Hulu’s ‘Faraway Downs’ brings back Baz Luhrmann’s 2008 film ‘Australia’ in a more expansive form to the audience. The film, starring Nicole Kidman and Hugh Jackman, follows Lady Sarah Ashley’s arrival in Australia, where she intends to sell her husband’s cattle farm. Things go in a completely opposite direction than what she’d set out to do, especially as she develops a bond with the Drover and a young boy named Nullah. ‘Faraway Downs’ follows the same skeleton of the story but has more meat on the bones as Luhrmann serializes the tale and adds the scenes that were cut from the film. The most important distinction between the two, however, is the ending. SPOILERS AHEAD
The Ending of Faraway Downs is What Luhrmann Originally Wanted
In ‘Faraway Downs,’ Lady Sarah Ashley had hoped to get the affairs in order and leave Australia within a week of her landing in Darwin. She didn’t expect all that would come next and how she’d stay there for two years and then for the rest of her life, making Faraway Downs her home as opposed to selling it away. The same thing happens in ‘Australia’ too, but the film has a much happier ending than the show.
In the movie, Sarah and the Drover save Nullah from Mission Island and bring him back home to Faraway Downs. The boy, however, leaves them to go on the walkabout with his grandfather, as dictated by the customs of his people. Sarah and the Drover bid him goodbye together, waiting for his return to Faraway Downs, where they live together for the rest of their lives. This is the beginning of their happily ever after. In ‘Faraway Downs,’ however, things are a bit bleaker.
After Sarah, Nullah, and the Drover are reunited in Darwin, they let their guard down and prepare to go back home together. However, Neil Fletcher, who hated them, especially Nullah, from the beginning, wants to destroy them, especially after his wife dies in the bombing. He blames Nullah for ruining everything and points a gun at him. Fletcher is killed by Nullah’s grandfather, but not before he fires the shot. It doesn’t hit Nullah but is taken by the Drover, who shielded the boy from harm. He bleeds out on the spot and dies. Sarah and Nullah return home, and when he is called by his grandfather, Sarah watches him leave all by herself.
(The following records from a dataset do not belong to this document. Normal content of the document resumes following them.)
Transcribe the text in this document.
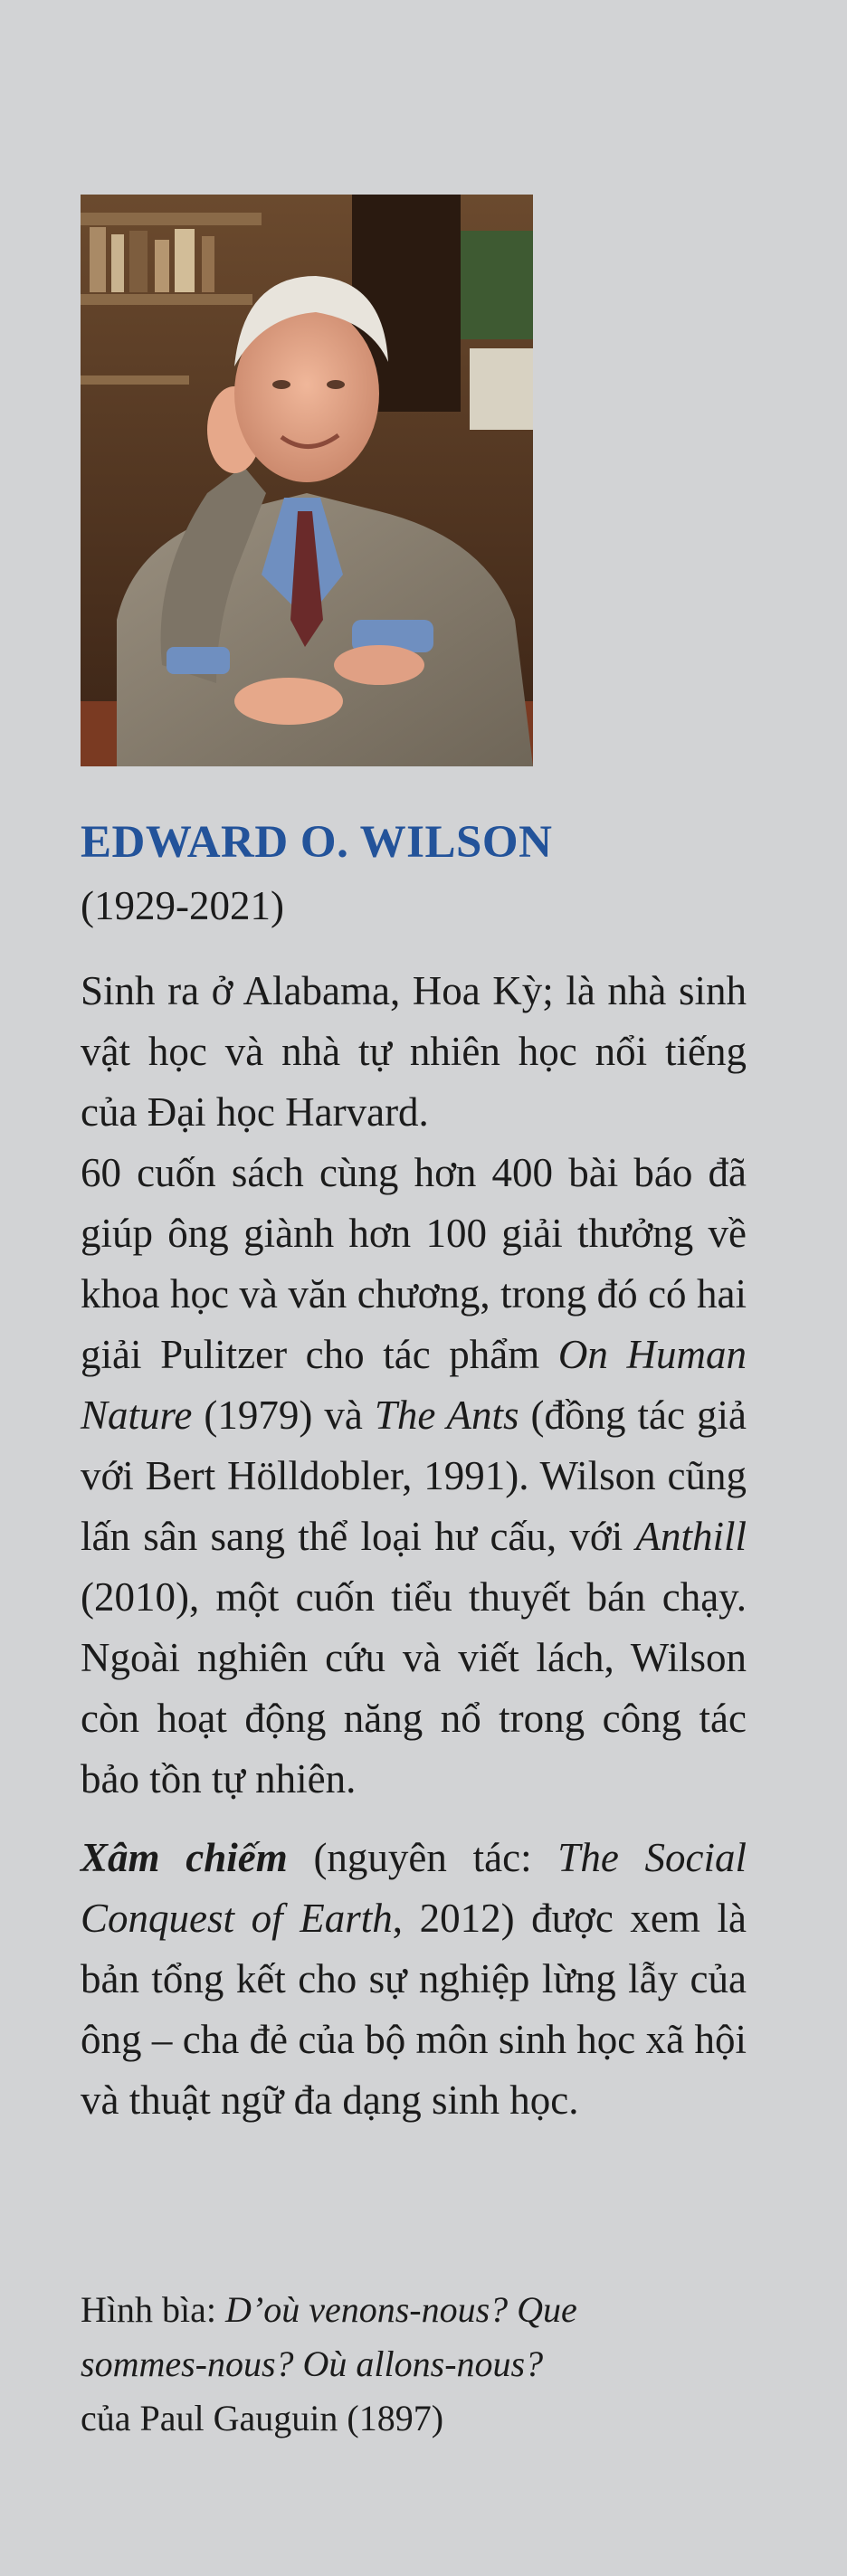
EDWARD O. WILSON
(1929-2021)

Sinh ra ở Alabama, Hoa Kỳ; là nhà sinh vật học và nhà tự nhiên học nổi tiếng của Đại học Harvard.

60 cuốn sách cùng hơn 400 bài báo đã giúp ông giành hơn 100 giải thưởng về khoa học và văn chương, trong đó có hai giải Pulitzer cho tác phẩm On Human Nature (1979) và The Ants (đồng tác giả với Bert Hölldobler, 1991). Wilson cũng lấn sân sang thể loại hư cấu, với Anthill (2010), một cuốn tiểu thuyết bán chạy. Ngoài nghiên cứu và viết lách, Wilson còn hoạt động năng nổ trong công tác bảo tồn tự nhiên.

Xâm chiếm (nguyên tác: The Social Conquest of Earth, 2012) được xem là bản tổng kết cho sự nghiệp lừng lẫy của ông – cha đẻ của bộ môn sinh học xã hội và thuật ngữ đa dạng sinh học.

Hình bìa: D’où venons-nous? Que

sommes-nous? Où allons-nous?

của Paul Gauguin (1897)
According to Luhrmann, this was supposed to be the original ending of ‘Australia,’ where Fletcher’s shot doesn’t hit anyone and the Drover gets a happy ending too. He felt it to be more in line with the theme of the film. “I felt that the underlying theme, which is you really can’t own anything, you can’t really own land, you can’t own a child – you can curate it, but you can’t own it. The only thing you really own is your story, and so you better make sure you’re living a good one,” he said.
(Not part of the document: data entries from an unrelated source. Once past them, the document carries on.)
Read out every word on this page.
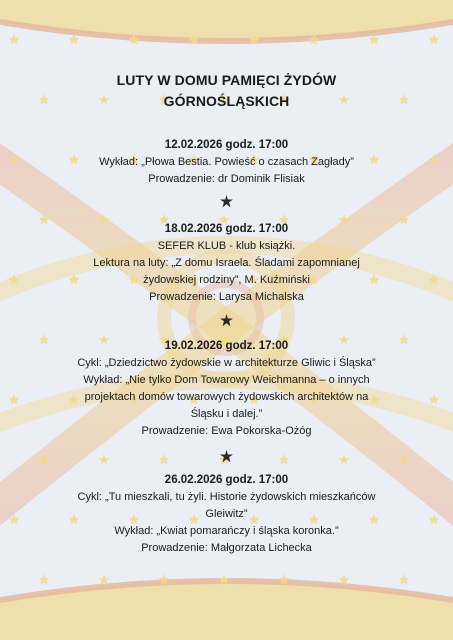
LUTY W DOMU PAMIĘCI ŻYDÓW
GÓRNOŚLĄSKICH
12.02.2026 godz. 17:00
Wykład: „Płowa Bestia. Powieść o czasach Zagłady”
Prowadzenie: dr Dominik Flisiak
18.02.2026 godz. 17:00
SEFER KLUB - klub książki.
Lektura na luty: „Z domu Israela. Śladami zapomnianej
żydowskiej rodziny”, M. Kuźmiński
Prowadzenie: Larysa Michalska
19.02.2026 godz. 17:00
Cykl: „Dziedzictwo żydowskie w architekturze Gliwic i Śląska”
Wykład: „Nie tylko Dom Towarowy Weichmanna – o innych
projektach domów towarowych żydowskich architektów na
Śląsku i dalej.”
Prowadzenie: Ewa Pokorska-Ożóg
26.02.2026 godz. 17:00
Cykl: „Tu mieszkali, tu żyli. Historie żydowskich mieszkańców
Gleiwitz”
Wykład: „Kwiat pomarańczy i śląska koronka.”
Prowadzenie: Małgorzata Lichecka
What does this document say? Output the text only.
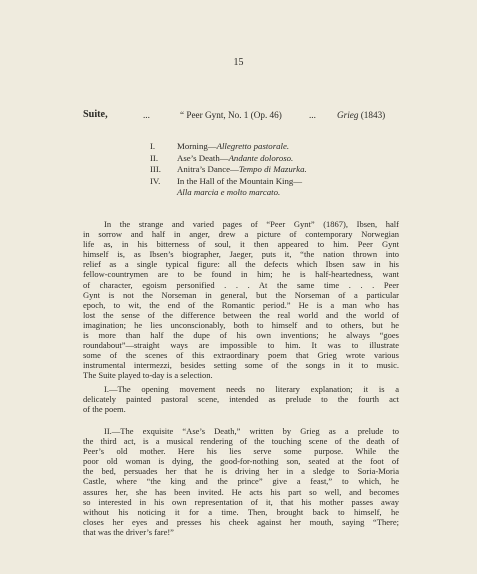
15
Suite,	...	“ Peer Gynt, No. 1 (Op. 46)	... Grieg (1843)
I. Morning—Allegretto pastorale.
II. Ase’s Death—Andante doloroso.
III. Anitra’s Dance—Tempo di Mazurka.
IV. In the Hall of the Mountain King—
Alla marcia e molto marcato.

In the strange and varied pages of “Peer Gynt” (1867), Ibsen, half
in sorrow and half in anger, drew a picture of contemporary Norwegian
life as, in his bitterness of soul, it then appeared to him. Peer Gynt
himself is, as Ibsen’s biographer, Jaeger, puts it, “the nation thrown into
relief as a single typical figure: all the defects which Ibsen saw in his
fellow-countrymen are to be found in him; he is half-heartedness, want
of character, egoism personified . . . At the same time . . . Peer
Gynt is not the Norseman in general, but the Norseman of a particular
epoch, to wit, the end of the Romantic period.” He is a man who has
lost the sense of the difference between the real world and the world of
imagination; he lies unconscionably, both to himself and to others, but he
is more than half the dupe of his own inventions; he always “goes
roundabout”—straight ways are impossible to him. It was to illustrate
some of the scenes of this extraordinary poem that Grieg wrote various
instrumental intermezzi, besides setting some of the songs in it to music.
The Suite played to-day is a selection.

I.—The opening movement needs no literary explanation; it is a
delicately painted pastoral scene, intended as prelude to the fourth act
of the poem.

II.—The exquisite “Ase’s Death,” written by Grieg as a prelude to
the third act, is a musical rendering of the touching scene of the death of
Peer’s old mother. Here his lies serve some purpose. While the
poor old woman is dying, the good-for-nothing son, seated at the foot of
the bed, persuades her that he is driving her in a sledge to Soria-Moria
Castle, where “the king and the prince” give a feast,” to which, he
assures her, she has been invited. He acts his part so well, and becomes
so interested in his own representation of it, that his mother passes away
without his noticing it for a time. Then, brought back to himself, he
closes her eyes and presses his cheek against her mouth, saying “There;
that was the driver’s fare!”
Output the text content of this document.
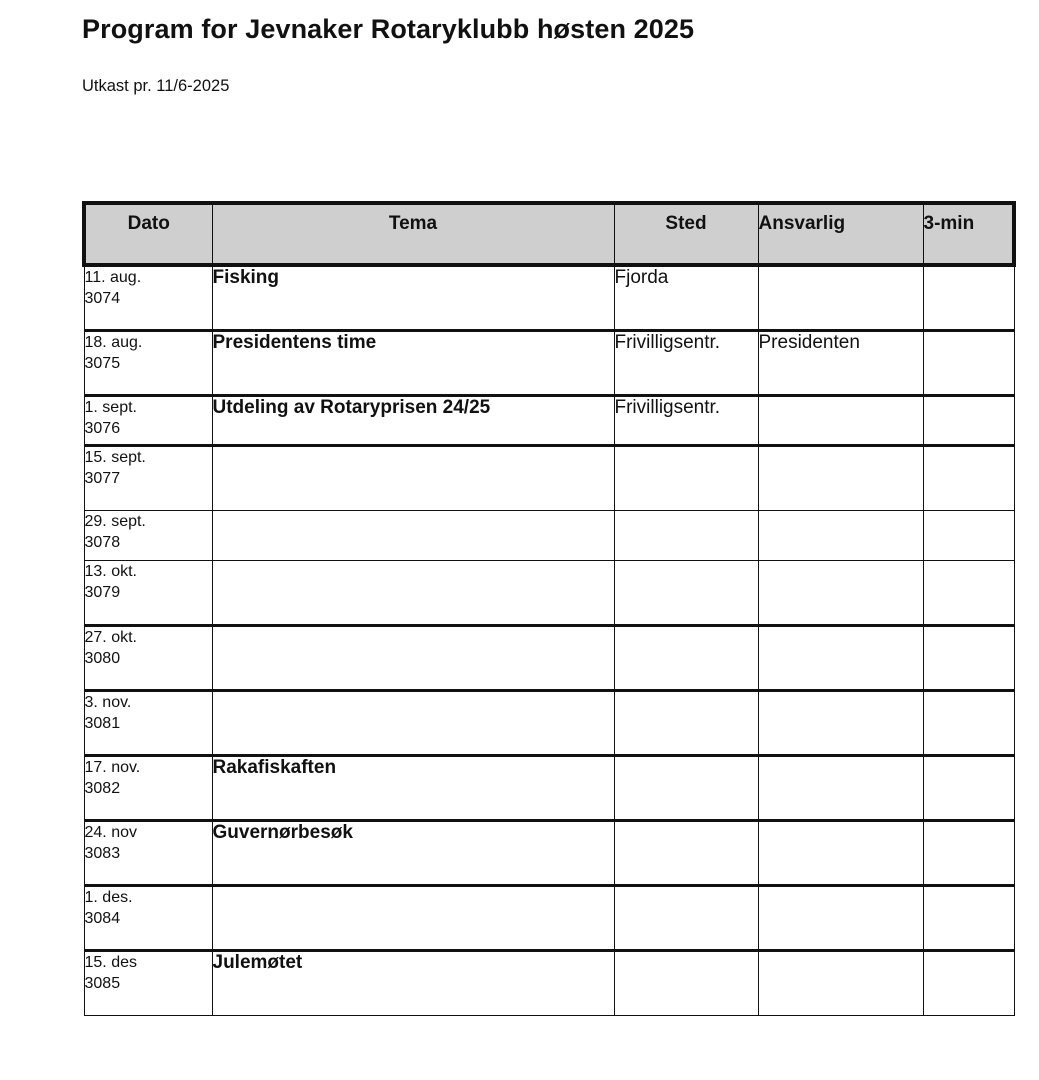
Program for Jevnaker Rotaryklubb høsten 2025

Utkast pr. 11/6-2025

Dato	Tema	Sted	Ansvarlig	3-min

11. aug.
3074	Fisking	Fjorda		

18. aug.
3075	Presidentens time	Frivilligsentr.	Presidenten	

1. sept.
3076	Utdeling av Rotaryprisen 24/25	Frivilligsentr.		

15. sept.
3077				

29. sept.
3078				

13. okt.
3079				

27. okt.
3080				

3. nov.
3081				

17. nov.
3082	Rakafiskaften			

24. nov
3083	Guvernørbesøk			

1. des.
3084				

15. des
3085	Julemøtet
Despite Luhrmann’s intentions, the ending didn’t seem to sit well with the timing of the film’s release. Explaining the circumstances, the director said: “There was a huge financial crisis [in America], I remember that. There was a real shift in the spirit of the world, there was a sense of deep insecurity and fear. I just remember that feeling, and I was somewhat calibrating what I was doing to the audience’s feelings at the time. I was running back and forth sort of engineering the ending, and there was just such a negative spirit out there that the conclusion I came to was, ‘Ah, you know, maybe it’s just too tragic.'”
Luhrmann didn’t want the audience to go back home with a broken heart, so he decided to perk things up by keeping the Drover alive. However, when he decided to bring the story back in an episodic form, his first instinct regarding the ending returned, and he decided to go forward with the Drover’s demise. This, however, doesn’t mean that he thinks the ending of ‘Australia’ is wrong. According to him, ‘Faraway Downs’ has more space to explore the story and it gives the audience more time with the Drover and Sarah and Nullah, giving them more time to think about how the ending feels right for the characters.
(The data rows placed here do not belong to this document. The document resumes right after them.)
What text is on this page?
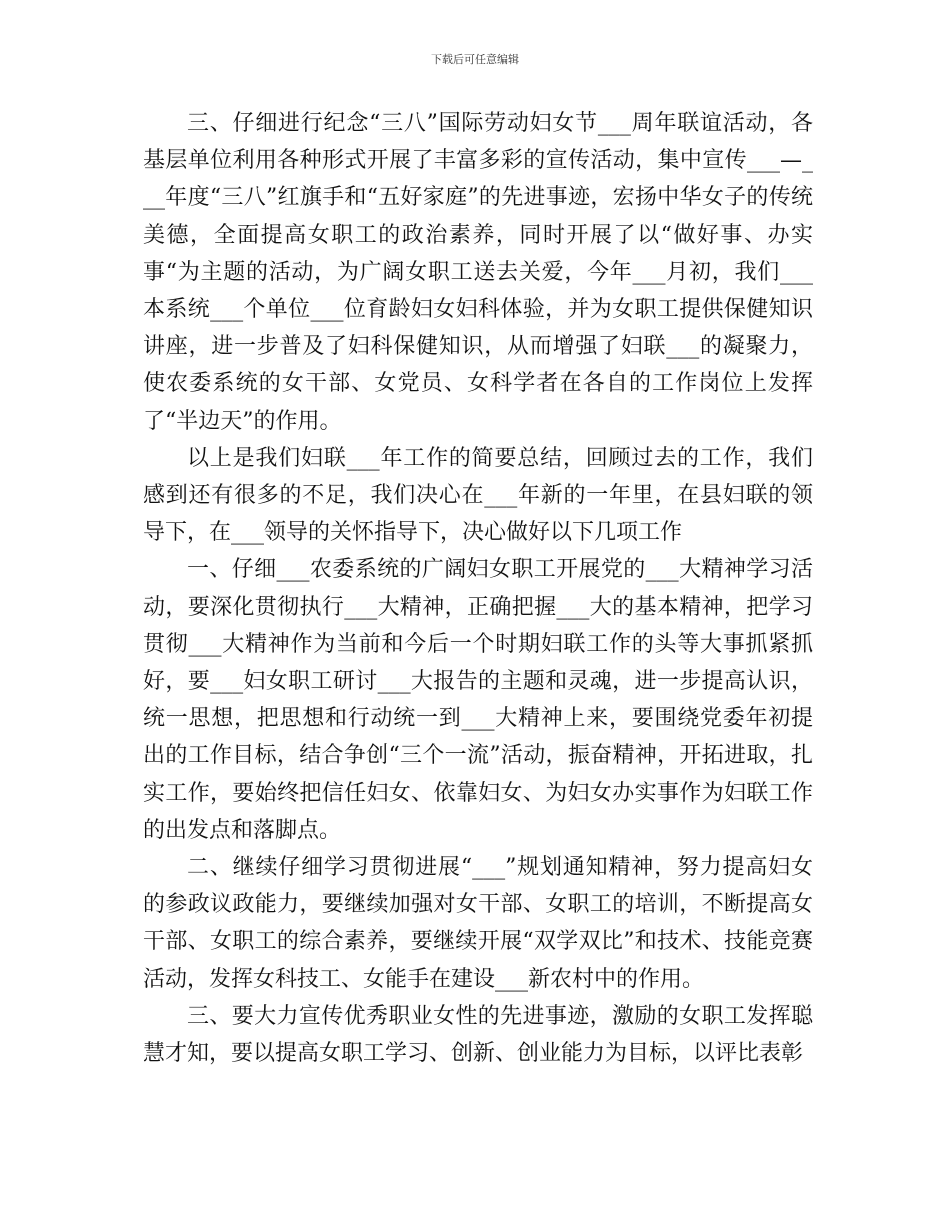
下载后可任意编辑

三、仔细进行纪念“三八”国际劳动妇女节___周年联谊活动，各基层单位利用各种形式开展了丰富多彩的宣传活动，集中宣传___—___年度“三八”红旗手和“五好家庭”的先进事迹，宏扬中华女子的传统美德，全面提高女职工的政治素养，同时开展了以“做好事、办实事“为主题的活动，为广阔女职工送去关爱，今年___月初，我们___本系统___个单位___位育龄妇女妇科体验，并为女职工提供保健知识讲座，进一步普及了妇科保健知识，从而增强了妇联___的凝聚力，使农委系统的女干部、女党员、女科学者在各自的工作岗位上发挥了“半边天”的作用。

以上是我们妇联___年工作的简要总结，回顾过去的工作，我们感到还有很多的不足，我们决心在___年新的一年里，在县妇联的领导下，在___领导的关怀指导下，决心做好以下几项工作

一、仔细___农委系统的广阔妇女职工开展党的___大精神学习活动，要深化贯彻执行___大精神，正确把握___大的基本精神，把学习贯彻___大精神作为当前和今后一个时期妇联工作的头等大事抓紧抓好，要___妇女职工研讨___大报告的主题和灵魂，进一步提高认识，统一思想，把思想和行动统一到___大精神上来，要围绕党委年初提出的工作目标，结合争创“三个一流”活动，振奋精神，开拓进取，扎实工作，要始终把信任妇女、依靠妇女、为妇女办实事作为妇联工作的出发点和落脚点。

二、继续仔细学习贯彻进展“___”规划通知精神，努力提高妇女的参政议政能力，要继续加强对女干部、女职工的培训，不断提高女干部、女职工的综合素养，要继续开展“双学双比”和技术、技能竞赛活动，发挥女科技工、女能手在建设___新农村中的作用。

三、要大力宣传优秀职业女性的先进事迹，激励的女职工发挥聪慧才知，要以提高女职工学习、创新、创业能力为目标，以评比表彰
With the world having survived a pandemic, which is when Luhrmann went back to ‘Australia’ and redid it to make it into a TV show, he thought that the audience was better equipped to handle the tragic turn of events. “I think that what sustains in the story is no matter what happens, in the end, you can’t control anything. So, live a great story. Live a great life. Don’t cower in fear, don’t shrink backwards,” he said.